In his first major move after succeeding Thomas Middelhoff as Bertelsmann's chief executive during August, Gunter Thielen dismissed Klaus Eierhoff as CEO of the DirectGroup, Bertelsmann's book club and e-commerce division. The unit was the biggest drain on operating results for the first half of 2002, with a loss before interest, taxes, depreciation and amortization of 119 million euros ($116.3 million). Seth Radwell, president of Bookspan's editorial and marketing group, says the company will turn a profit this year.

Still, Bookspan's newest venture, Mosaico, is critical. The effort will offer books written in Spanish by such authors as Gabriel Garcia Marquez and Pablo Neruda, as well as translations of such pop titles as the Harry Potter books. Main selections will be offered at as much as a 25% discount to retail price.

The Book Industry Study Group estimated 905 million books were sold in the U.S. during 1999, while the National Association of Hispanic Publications estimated 48 million of those books were in Spanish. Still, there is little doubt Spanish-language books are on the increase: Borders, which opened its first outlet in Puerto Rico two years ago, has significantly increased its offering of Spanish-language titles.

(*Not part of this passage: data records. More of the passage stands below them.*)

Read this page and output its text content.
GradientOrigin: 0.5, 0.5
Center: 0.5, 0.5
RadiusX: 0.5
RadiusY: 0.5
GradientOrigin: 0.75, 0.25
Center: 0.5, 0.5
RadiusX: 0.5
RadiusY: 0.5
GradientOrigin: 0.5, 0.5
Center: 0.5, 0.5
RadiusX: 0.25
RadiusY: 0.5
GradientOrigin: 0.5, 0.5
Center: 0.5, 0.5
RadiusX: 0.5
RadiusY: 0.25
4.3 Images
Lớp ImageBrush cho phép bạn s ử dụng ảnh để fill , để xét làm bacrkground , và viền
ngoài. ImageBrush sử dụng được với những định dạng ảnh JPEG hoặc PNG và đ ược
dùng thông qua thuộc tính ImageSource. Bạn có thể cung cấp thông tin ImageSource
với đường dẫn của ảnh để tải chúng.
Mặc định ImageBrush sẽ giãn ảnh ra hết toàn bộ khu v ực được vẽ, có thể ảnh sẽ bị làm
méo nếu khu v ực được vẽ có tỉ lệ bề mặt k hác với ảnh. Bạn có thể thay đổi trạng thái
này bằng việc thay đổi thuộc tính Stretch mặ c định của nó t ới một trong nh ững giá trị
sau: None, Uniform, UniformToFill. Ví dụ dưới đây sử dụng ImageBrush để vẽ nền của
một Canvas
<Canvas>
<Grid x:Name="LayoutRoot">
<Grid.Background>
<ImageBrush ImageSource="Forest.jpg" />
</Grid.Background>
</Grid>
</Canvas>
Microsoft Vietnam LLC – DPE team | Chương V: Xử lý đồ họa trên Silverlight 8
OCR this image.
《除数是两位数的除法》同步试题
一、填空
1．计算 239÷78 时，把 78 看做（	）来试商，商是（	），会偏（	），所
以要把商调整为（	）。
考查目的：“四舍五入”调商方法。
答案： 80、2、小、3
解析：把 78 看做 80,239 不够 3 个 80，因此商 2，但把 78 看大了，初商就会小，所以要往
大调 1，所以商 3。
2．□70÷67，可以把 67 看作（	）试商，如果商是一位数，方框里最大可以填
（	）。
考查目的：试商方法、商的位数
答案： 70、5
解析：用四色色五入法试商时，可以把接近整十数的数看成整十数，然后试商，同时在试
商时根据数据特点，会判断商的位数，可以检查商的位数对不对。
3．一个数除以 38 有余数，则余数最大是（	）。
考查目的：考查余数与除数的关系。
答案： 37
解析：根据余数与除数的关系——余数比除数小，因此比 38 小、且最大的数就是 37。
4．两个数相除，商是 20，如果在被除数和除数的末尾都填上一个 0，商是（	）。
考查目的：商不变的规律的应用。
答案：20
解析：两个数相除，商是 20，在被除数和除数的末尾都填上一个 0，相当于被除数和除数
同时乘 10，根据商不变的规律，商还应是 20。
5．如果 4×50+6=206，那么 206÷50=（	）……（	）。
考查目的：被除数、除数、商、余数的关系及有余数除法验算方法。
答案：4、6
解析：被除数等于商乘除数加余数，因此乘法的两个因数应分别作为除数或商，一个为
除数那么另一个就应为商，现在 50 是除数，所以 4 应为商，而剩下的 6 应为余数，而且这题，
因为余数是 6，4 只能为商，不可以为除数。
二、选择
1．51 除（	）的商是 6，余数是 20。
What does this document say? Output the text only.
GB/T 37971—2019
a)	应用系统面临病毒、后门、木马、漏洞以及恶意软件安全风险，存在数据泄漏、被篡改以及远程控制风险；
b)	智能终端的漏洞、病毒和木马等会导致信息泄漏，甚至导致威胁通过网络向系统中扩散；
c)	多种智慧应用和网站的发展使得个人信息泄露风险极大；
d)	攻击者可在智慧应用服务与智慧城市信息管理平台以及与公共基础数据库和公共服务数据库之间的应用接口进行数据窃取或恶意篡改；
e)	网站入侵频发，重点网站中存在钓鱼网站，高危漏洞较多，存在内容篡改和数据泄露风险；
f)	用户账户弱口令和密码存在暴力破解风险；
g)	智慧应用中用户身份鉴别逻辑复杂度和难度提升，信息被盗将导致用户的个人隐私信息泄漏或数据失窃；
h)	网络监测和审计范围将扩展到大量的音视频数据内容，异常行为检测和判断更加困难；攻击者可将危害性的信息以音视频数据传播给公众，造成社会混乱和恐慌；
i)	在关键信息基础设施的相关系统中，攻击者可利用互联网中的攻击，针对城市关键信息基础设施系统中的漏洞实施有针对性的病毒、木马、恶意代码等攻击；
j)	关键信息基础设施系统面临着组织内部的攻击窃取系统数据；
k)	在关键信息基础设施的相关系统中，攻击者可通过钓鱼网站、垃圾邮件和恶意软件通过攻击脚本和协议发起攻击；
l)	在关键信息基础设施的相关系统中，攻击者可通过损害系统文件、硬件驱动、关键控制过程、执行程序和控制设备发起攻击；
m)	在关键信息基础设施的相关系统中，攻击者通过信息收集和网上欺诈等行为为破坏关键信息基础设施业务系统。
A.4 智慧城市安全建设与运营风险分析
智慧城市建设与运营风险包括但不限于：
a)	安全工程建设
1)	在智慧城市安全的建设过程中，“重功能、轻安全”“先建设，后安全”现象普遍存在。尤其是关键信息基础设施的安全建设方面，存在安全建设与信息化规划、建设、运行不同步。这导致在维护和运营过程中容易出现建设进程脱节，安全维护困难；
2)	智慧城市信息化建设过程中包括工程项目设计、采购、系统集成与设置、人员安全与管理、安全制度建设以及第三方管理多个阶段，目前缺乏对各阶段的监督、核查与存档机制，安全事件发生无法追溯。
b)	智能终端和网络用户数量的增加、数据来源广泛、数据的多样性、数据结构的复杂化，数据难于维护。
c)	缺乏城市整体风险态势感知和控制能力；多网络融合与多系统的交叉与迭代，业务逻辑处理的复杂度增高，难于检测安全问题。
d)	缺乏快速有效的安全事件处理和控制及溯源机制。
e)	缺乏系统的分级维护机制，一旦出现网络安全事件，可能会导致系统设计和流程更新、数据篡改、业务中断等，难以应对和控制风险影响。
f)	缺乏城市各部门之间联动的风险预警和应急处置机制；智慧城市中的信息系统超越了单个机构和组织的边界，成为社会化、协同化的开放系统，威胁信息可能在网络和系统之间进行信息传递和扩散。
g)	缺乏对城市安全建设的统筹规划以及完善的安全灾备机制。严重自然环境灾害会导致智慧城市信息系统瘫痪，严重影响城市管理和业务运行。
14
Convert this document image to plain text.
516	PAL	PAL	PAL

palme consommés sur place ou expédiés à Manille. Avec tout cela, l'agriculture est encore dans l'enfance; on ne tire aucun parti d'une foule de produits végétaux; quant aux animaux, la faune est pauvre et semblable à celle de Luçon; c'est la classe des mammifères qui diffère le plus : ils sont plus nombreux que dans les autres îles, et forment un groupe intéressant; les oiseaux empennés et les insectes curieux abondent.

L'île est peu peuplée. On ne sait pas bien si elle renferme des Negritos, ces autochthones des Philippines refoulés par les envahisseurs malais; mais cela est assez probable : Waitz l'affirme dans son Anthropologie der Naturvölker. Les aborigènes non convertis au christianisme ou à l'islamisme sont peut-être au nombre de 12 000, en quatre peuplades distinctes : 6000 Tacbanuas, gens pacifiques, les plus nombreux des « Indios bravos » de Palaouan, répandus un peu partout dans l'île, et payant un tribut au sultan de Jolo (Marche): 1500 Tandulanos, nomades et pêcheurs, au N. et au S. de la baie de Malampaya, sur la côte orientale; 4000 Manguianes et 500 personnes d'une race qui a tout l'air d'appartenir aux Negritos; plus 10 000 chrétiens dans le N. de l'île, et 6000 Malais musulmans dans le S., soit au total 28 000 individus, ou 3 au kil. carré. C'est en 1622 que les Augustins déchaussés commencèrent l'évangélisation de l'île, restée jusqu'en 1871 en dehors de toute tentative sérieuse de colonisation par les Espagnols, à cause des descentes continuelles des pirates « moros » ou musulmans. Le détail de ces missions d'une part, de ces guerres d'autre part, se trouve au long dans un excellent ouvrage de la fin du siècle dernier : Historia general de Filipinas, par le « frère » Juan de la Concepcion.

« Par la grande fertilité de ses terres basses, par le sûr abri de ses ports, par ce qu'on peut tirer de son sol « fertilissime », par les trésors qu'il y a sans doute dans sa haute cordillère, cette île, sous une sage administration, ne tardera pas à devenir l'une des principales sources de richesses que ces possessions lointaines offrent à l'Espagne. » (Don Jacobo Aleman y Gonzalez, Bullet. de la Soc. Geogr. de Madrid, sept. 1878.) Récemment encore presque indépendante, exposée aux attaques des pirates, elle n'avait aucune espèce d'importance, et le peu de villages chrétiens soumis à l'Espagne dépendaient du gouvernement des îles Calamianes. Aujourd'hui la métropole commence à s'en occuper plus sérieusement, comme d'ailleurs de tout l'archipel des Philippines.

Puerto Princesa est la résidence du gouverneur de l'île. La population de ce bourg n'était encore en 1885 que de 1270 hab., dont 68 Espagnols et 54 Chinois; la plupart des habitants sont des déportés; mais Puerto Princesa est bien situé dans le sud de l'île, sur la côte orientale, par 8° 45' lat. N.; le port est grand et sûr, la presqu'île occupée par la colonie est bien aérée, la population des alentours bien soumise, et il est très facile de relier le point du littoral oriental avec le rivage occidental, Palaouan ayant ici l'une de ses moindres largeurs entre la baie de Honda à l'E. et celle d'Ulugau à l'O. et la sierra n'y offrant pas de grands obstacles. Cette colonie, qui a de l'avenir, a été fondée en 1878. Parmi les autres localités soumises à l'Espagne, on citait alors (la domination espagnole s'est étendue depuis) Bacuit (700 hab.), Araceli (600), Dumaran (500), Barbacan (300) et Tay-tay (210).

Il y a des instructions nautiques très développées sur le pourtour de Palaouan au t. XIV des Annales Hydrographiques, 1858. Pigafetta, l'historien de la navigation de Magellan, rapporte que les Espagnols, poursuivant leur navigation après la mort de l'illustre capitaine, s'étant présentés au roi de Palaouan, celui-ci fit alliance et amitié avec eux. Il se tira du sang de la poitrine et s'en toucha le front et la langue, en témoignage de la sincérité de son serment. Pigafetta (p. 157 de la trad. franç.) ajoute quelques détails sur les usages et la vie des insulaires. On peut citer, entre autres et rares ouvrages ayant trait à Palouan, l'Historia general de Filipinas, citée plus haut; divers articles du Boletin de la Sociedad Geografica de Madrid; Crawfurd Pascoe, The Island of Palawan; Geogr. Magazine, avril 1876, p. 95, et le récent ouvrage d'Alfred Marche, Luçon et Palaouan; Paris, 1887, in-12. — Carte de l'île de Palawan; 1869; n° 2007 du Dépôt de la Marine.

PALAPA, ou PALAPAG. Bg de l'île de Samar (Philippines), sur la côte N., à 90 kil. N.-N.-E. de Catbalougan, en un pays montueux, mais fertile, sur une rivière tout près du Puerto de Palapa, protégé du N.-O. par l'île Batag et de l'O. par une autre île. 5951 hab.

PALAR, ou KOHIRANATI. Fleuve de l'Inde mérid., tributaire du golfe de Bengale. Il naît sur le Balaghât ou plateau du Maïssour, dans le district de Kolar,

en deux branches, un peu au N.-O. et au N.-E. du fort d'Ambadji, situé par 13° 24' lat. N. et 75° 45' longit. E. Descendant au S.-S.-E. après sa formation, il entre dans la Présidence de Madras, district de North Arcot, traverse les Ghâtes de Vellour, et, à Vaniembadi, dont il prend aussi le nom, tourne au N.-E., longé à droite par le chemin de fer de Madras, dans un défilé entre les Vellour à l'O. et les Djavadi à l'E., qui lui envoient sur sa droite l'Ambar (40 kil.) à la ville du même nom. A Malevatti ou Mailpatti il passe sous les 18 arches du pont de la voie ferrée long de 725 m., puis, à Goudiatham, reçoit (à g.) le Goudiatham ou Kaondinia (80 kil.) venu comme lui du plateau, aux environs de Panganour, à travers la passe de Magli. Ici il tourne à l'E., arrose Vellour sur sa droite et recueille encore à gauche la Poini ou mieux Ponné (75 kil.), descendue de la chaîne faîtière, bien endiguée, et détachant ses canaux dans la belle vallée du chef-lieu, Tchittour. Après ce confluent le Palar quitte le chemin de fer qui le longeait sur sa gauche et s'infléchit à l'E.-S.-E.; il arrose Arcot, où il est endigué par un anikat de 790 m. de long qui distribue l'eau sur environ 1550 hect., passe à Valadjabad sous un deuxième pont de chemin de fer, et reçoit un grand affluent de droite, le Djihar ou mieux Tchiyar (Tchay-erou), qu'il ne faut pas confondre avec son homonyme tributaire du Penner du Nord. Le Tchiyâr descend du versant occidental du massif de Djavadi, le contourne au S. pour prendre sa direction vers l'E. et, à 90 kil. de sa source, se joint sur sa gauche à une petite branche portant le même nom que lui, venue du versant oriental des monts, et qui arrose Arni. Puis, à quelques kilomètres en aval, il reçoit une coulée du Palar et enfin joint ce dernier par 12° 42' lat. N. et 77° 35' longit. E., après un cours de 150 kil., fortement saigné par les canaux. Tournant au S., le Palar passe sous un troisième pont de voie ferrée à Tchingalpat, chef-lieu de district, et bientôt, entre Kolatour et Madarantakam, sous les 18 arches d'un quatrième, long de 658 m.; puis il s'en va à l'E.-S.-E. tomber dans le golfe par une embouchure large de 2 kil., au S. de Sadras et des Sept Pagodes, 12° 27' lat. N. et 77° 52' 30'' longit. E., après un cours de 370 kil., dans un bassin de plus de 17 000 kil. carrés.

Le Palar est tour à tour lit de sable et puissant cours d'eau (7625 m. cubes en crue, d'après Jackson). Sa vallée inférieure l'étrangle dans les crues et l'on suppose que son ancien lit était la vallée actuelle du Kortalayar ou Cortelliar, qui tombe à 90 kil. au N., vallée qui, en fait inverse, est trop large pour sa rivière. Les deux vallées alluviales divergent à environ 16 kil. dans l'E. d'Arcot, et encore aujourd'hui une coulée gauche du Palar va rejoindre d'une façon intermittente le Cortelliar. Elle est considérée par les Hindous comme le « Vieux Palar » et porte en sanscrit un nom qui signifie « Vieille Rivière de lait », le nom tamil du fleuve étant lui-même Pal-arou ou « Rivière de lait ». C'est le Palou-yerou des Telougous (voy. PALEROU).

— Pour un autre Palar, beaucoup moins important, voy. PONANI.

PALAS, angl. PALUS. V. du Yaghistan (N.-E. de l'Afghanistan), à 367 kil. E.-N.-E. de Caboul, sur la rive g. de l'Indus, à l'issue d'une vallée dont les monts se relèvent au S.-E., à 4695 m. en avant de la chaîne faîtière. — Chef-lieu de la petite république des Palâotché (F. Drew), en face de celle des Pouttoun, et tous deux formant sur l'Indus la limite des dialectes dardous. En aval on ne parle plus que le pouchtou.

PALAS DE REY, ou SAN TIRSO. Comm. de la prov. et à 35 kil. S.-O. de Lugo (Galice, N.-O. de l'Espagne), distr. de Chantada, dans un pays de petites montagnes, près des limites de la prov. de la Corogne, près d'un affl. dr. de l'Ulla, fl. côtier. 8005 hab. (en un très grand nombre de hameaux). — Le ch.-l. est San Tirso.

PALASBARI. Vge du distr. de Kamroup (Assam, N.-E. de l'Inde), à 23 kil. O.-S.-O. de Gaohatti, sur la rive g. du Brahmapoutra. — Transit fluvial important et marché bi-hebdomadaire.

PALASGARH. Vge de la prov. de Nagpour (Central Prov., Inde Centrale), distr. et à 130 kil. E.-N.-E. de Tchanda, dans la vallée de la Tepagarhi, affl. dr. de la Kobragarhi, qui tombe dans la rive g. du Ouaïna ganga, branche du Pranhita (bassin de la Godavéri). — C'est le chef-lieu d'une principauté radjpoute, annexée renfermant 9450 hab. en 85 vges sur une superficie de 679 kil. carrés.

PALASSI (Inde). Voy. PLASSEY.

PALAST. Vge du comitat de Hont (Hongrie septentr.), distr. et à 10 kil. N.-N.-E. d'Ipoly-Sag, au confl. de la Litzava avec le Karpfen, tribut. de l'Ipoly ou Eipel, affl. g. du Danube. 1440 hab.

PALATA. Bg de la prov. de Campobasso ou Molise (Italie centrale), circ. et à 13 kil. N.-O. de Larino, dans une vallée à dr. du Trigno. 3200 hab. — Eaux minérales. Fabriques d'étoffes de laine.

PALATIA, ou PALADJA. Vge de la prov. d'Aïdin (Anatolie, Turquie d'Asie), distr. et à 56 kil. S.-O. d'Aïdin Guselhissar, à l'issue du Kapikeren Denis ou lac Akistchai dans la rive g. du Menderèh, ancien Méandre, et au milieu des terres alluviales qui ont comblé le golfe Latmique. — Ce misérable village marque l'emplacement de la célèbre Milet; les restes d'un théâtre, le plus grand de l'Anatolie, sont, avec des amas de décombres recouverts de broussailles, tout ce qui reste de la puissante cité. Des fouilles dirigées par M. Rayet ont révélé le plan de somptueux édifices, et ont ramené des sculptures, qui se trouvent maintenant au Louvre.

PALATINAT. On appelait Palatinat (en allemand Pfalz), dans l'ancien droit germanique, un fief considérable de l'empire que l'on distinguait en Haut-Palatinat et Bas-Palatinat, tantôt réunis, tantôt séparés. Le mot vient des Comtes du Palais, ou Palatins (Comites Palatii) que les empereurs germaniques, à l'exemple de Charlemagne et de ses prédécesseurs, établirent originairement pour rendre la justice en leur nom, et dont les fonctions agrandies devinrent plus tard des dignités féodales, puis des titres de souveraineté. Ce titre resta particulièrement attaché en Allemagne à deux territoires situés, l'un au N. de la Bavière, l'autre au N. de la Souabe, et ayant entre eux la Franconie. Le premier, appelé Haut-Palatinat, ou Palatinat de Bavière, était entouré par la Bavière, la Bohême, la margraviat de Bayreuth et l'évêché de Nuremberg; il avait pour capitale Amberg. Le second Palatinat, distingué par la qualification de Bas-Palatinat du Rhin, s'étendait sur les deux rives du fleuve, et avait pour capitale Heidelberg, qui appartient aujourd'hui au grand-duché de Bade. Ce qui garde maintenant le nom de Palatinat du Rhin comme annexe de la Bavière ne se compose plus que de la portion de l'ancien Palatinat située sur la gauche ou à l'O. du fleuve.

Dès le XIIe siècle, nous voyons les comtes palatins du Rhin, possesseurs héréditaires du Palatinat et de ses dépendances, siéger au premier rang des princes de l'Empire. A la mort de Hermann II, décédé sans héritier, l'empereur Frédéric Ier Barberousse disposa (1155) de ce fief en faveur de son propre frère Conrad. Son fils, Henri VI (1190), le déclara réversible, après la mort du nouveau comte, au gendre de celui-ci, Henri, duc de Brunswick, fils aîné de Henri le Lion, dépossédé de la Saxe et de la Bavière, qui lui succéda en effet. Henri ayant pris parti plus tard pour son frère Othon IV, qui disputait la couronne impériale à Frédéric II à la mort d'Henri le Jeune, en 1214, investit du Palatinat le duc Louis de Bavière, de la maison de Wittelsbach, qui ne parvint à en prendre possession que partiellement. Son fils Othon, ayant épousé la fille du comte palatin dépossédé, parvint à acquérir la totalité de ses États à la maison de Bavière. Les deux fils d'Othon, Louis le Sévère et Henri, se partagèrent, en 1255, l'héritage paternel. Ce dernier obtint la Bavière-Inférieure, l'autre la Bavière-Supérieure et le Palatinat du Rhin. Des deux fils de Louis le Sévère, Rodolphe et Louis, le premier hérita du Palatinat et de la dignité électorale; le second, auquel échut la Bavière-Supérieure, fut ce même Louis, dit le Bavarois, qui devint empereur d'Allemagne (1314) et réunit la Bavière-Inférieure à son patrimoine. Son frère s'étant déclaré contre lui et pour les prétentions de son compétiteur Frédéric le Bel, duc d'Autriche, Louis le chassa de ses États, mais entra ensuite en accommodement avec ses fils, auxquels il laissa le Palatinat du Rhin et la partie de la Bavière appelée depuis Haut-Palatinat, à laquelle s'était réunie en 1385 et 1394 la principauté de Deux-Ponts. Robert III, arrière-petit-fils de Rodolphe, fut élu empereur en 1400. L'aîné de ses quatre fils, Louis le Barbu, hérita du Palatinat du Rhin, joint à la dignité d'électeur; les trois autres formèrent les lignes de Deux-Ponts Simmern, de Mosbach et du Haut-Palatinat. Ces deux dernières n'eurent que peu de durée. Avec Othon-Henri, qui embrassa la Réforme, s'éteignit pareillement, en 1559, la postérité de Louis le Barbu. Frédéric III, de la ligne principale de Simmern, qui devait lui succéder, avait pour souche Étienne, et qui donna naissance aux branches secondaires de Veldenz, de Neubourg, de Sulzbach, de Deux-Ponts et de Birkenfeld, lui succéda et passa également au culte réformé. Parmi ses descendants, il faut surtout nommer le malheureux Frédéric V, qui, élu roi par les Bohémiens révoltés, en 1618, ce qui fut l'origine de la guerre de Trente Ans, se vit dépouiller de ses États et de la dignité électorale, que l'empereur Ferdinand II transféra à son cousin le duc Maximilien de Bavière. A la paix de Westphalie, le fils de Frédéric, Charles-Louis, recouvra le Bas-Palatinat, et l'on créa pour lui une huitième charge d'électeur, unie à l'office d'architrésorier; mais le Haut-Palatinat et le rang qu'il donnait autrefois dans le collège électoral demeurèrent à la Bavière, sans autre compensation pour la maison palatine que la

But the market is developing slowly. Lisa Alpert, the editor of Bertelsmann's Random House en Espanol, says Spanish-language readers buy only one-third the number of books per capita as does the rest of the population. "It's a modest market that has yet to mature," says Marcela Landres, an associate editor at the division of Viacom Inc.'s Simon & Schuster that publishes its Spanish-language imprint.

Although retailers here carry much highbrow literary fiction from Latin America and Spain, the most popular genres in Spanish in the U.S. are self-help guides, tutorials and new-age writing. For instance, Random House's top-selling list includes three computer guides. The Spanish-language best-selling list, launched this month by the magazine Criticas, gave the top slot to "Los Cuatro Acuerdos" (The Four Agreements), which offers advice steeped in the lore of the Toltec Indians from pre-Columbian Mexico.

People in the industry expect initiatives such as Mosaico could boost the Spanish-language book market by providing an alternative distribution channel, reaching Latinos who might want to buy books, but don't normally visit bookstores. Bookspan executives say the success of Black Expressions, a three-year-old club that caters to African-American readers with nearly 400,000 members, encouraged them to focus on Spanish-language readers.

"We see ourselves addressing an underserved market by delivering preselected books they can't find elsewhere," says Bookspan's Mr. Radwell.